Congratulations on the update. One for me, if you will. With regards to the readout that we could expect of HER2CLIMB-02. It's interesting. It's obviously a larger study, well-controlled to signal of the benefit of tucatinib with trastuzumab (inaudible) . And the question that I think a lot of people have is what are the actual expectations statistically that your team put in place to tease out a PFS signal in this study. And is your expectation that that PFS benefit would come primarily from tucatinib's ability to address brain mets and progression on intracranial disease. Or is your team ultimately looking for a bigger PFS hurdle more broadly from the synergy of the 2 agents?

恭喜更新。如果你願意的話，給我一個。關於我們可以預期的 HER2CLIMB-02 讀數。這很有趣。這顯然是一項更大規模、控制良好的研究，可以顯示出圖卡替尼與曲妥珠單抗的益處（聽不清楚）。我認為很多人都有疑問，從統計學角度來看，您的團隊對本研究中梳理 PFS 訊號的實際期望是什麼。您是否預期 PFS 益處主要來自於 Tucatinib 解決腦轉移和顱內疾病進展的能力。或者您的團隊最終是否希望從兩種藥物的協同作用中尋求更廣泛的 PFS 障礙？

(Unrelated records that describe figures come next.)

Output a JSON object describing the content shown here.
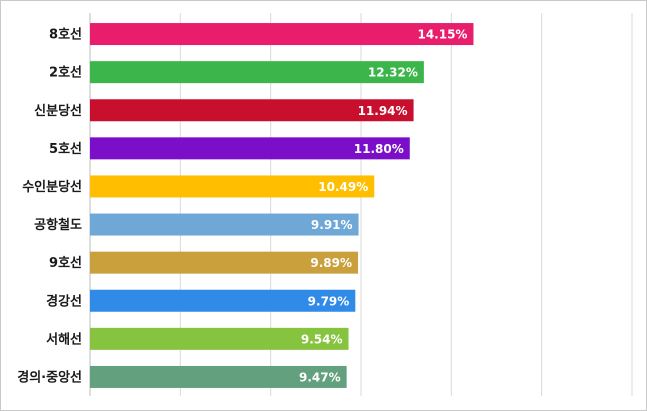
{
  "chart_data": {
    "type": "bar",
    "orientation": "horizontal",
    "categories": [
      "8호선",
      "2호선",
      "신분당선",
      "5호선",
      "수인분당선",
      "공항철도",
      "9호선",
      "경강선",
      "서해선",
      "경의·중앙선"
    ],
    "values": [
      14.15,
      12.32,
      11.94,
      11.8,
      10.49,
      9.91,
      9.89,
      9.79,
      9.54,
      9.47
    ],
    "value_labels": [
      "14.15%",
      "12.32%",
      "11.94%",
      "11.80%",
      "10.49%",
      "9.91%",
      "9.89%",
      "9.79%",
      "9.54%",
      "9.47%"
    ],
    "colors": [
      "#e81e6d",
      "#3cb54a",
      "#c8102e",
      "#7b0fc9",
      "#ffbf00",
      "#6fa8d6",
      "#c9a03c",
      "#2f8ae8",
      "#86c440",
      "#62a07e"
    ],
    "xlim": [
      0,
      20
    ],
    "grid": true,
    "title": "",
    "xlabel": "",
    "ylabel": ""
  }
}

Roger, do you want to start on that one?

羅傑，你想從這個開始嗎？

That's an interesting question. Just to remind you sort of set the scene view on HER2CLIMB-02, it has the same essential design elements as HER2CLIMB. And importantly, for this population, obviously, KADCYLA is a well-known drug that is used in second line and plus and as David said, focusing on metastatic disease. But as we did with HER2CLIMB, the eligibility criteria allow patients with brain mets, either controlled or active. And so we expect to have a meaningful number of patients with brain metastases in HER2CLIMB, obviously, as we did -- in HER2CLIMB-02 as we did in HER2CLIMB.

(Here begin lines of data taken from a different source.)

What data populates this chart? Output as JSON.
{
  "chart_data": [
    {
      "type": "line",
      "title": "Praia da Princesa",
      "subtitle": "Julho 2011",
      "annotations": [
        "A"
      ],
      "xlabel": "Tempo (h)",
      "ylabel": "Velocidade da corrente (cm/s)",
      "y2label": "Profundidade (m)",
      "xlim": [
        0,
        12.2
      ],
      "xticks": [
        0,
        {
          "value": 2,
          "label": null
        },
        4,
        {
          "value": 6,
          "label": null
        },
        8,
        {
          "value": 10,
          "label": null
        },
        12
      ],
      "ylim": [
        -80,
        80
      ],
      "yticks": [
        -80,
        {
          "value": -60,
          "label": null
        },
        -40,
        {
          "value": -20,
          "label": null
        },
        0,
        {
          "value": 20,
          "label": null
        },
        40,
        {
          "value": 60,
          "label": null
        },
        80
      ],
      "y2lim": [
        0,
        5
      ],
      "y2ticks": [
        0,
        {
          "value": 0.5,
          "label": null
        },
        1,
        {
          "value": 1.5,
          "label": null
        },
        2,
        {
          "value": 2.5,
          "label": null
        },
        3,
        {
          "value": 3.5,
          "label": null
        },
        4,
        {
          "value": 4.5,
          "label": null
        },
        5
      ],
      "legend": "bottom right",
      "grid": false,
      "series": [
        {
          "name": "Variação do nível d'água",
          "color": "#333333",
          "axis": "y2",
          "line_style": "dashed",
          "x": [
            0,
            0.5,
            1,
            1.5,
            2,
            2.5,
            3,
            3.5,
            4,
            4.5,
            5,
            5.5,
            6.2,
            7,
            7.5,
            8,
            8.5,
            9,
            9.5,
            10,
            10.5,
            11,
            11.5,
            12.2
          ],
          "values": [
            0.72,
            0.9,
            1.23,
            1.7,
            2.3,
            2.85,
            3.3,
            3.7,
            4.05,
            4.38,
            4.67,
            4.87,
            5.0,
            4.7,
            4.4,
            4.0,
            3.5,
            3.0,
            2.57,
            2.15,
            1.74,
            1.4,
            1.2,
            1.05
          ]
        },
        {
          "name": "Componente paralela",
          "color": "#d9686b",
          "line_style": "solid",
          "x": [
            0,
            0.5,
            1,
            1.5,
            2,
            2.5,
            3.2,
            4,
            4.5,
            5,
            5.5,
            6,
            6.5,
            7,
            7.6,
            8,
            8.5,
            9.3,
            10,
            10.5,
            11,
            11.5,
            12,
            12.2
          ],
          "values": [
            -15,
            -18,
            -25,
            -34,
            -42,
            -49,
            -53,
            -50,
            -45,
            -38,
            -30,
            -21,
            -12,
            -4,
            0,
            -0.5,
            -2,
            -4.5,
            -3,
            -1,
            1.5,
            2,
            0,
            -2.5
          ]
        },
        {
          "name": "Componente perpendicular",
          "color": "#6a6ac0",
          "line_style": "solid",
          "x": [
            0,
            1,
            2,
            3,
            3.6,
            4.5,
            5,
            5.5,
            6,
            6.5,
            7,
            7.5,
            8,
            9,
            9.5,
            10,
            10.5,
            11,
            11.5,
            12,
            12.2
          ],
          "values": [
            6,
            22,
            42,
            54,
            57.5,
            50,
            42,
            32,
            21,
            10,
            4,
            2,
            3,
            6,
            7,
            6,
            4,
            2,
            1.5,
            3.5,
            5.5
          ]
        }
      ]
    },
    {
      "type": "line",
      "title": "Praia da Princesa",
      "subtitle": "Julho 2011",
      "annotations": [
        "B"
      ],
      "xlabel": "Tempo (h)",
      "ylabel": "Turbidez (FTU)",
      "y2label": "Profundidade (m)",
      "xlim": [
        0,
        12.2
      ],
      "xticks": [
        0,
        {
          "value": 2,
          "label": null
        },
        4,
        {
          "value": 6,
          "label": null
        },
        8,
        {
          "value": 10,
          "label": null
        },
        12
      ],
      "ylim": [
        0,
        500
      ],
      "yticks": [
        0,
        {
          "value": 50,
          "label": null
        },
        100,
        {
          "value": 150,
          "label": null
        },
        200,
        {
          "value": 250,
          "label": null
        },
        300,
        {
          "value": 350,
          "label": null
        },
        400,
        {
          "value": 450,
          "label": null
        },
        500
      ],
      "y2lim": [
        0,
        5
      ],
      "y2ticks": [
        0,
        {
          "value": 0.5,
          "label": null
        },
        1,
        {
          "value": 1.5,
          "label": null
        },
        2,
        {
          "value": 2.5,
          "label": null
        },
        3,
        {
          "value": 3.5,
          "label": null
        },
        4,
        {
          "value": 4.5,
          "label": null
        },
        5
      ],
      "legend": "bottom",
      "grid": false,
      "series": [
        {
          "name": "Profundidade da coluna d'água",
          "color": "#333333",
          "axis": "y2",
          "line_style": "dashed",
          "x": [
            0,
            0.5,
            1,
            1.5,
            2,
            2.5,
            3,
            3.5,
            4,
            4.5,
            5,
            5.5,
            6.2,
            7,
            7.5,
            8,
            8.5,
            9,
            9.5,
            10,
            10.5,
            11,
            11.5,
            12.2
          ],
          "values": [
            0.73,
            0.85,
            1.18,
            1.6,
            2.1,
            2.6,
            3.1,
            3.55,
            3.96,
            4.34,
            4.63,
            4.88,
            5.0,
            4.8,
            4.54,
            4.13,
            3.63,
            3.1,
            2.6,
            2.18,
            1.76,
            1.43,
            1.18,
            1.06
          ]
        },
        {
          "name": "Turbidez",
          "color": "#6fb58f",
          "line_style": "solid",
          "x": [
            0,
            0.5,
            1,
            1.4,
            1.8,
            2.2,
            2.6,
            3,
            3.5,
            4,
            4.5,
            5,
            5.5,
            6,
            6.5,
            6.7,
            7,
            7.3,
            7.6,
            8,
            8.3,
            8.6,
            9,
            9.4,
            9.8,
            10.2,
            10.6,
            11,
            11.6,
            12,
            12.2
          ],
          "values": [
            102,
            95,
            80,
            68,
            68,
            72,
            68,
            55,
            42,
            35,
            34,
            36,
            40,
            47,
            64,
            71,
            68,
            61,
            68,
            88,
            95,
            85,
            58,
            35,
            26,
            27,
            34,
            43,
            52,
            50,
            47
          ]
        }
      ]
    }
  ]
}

這是一個有趣的問題。只是為了提醒您在 HER2CLIMB-02 上設定場景視圖，它具有與 HER2CLIMB 相同的基本設計元素。重要的是，對於這個人群來說，顯然 KADCYLA 是一種眾所周知的藥物，用於二線及以上治療，正如 David 所說，專注於治療轉移性疾病。但正如我們對 HER2CLIMB 所做的那樣，資格標準允許患有腦轉移的患者，無論是受控的還是活躍的。因此，我們預期 HER2CLIMB 中會有大量腦轉移患者，顯然，就像我們在 HER2CLIMB-02 中所做的那樣，就像我們在 HER2CLIMB 中所做的那樣。

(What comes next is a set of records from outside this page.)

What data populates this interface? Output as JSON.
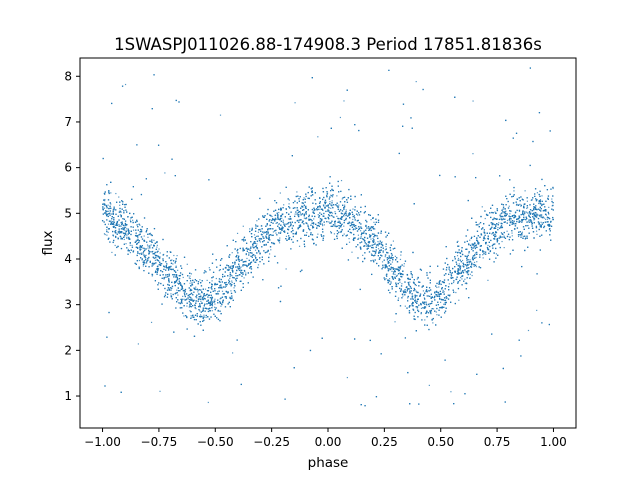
{
  "chart_data": {
    "type": "scatter",
    "title": "1SWASPJ011026.88-174908.3 Period 17851.81836s",
    "xlabel": "phase",
    "ylabel": "flux",
    "xlim": [
      -1.1,
      1.1
    ],
    "ylim": [
      0.3,
      8.4
    ],
    "xticks": [
      -1.0,
      -0.75,
      -0.5,
      -0.25,
      0.0,
      0.25,
      0.5,
      0.75,
      1.0
    ],
    "xtick_labels": [
      "−1.00",
      "−0.75",
      "−0.50",
      "−0.25",
      "0.00",
      "0.25",
      "0.50",
      "0.75",
      "1.00"
    ],
    "yticks": [
      1,
      2,
      3,
      4,
      5,
      6,
      7,
      8
    ],
    "ytick_labels": [
      "1",
      "2",
      "3",
      "4",
      "5",
      "6",
      "7",
      "8"
    ],
    "grid": false,
    "legend": "none",
    "series": [
      {
        "color": "#1f77b4",
        "description_model": "folded light curve, symmetric about phase 0, repeating twice over [-1,1]",
        "max_flux": 5.0,
        "min_flux": 3.05,
        "minimum_phases": [
          -0.55,
          0.45
        ],
        "maximum_phases": [
          -1.0,
          0.0,
          1.0
        ],
        "x": [
          -1.0,
          -0.9,
          -0.8,
          -0.7,
          -0.6,
          -0.55,
          -0.5,
          -0.4,
          -0.3,
          -0.2,
          -0.1,
          0.0,
          0.1,
          0.2,
          0.3,
          0.4,
          0.45,
          0.5,
          0.6,
          0.7,
          0.8,
          0.9,
          1.0
        ],
        "y": [
          4.95,
          4.7,
          4.2,
          3.6,
          3.15,
          3.05,
          3.2,
          3.8,
          4.4,
          4.8,
          4.95,
          5.0,
          4.85,
          4.4,
          3.75,
          3.15,
          3.05,
          3.2,
          3.85,
          4.5,
          4.85,
          4.95,
          5.0
        ]
      }
    ]
  }
}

With regard to assumptions around treatment effect, just to remind you again of the design, this is a simple add-on design. So this is the addition of tucatinib to KADCYLA and so any benefits of tucatinib accrues, I think, will be pretty evident. I can't share with you specific assumptions. But we are looking for all of the above. If you mentioned, are we looking for treatment effects in a broad population? Yes. Are we looking for meaningful treatment effects in a subset of patients with brain metastases? The answer is yes. And I think we see the potential for tucatinib instead of being an all decision for physicians, if a trial is positive and the results are meaningful, physicians will and patients be able to make the decision if KADCYLA is part of the treatment plan to add tucatinib to the combination.

關於治療效果的假設，只是再次提醒您設計，這是一個簡單的附加設計。因此，這是將 Tucatinib 添加到 KADCYLA 中，因此我認為 Tucatinib 帶來的任何好處都將非常明顯。我無法與你分享具體的假設。但我們正在尋找以上所有的東西。如果您提到，我們是否在尋求廣泛人群的治療效果？是的。我們是否正在尋找針對腦轉移患者亞群的有意義的治療效果？答案是肯定的。我認為我們看到了圖卡替尼的潛力，而不需要由醫生來決定，如果試驗是積極的，結果有意義，醫生和患者將能夠決定是否將 KADCYLA 作為治療計劃的一部分，將圖卡替尼添加到組合中。

Great. So thanks, Roger.

偉大的。所以謝謝你，羅傑。

Let me just conclude by saying this is going to be a very exciting year for us. Many data and regulatory milestones. I'm thrilled to be here, and I thank you for all the attention you're paying to our company. With that, we'll close the call.

最後，我想說，對我們來說，這將會是個非常令人興奮的一年。許多數據和監管里程碑。我很高興來到這裡，感謝大家對我們公司的關注。就這樣，我們就結束通話了。

Ladies and gentlemen, with that, we'll conclude today's conference call and presentation. We do thank you for joining. You may now disconnect your lines.

女士們、先生們，今天的電話會議和演講就到此結束。我們非常感謝您的加入。現在您可以斷開線路了。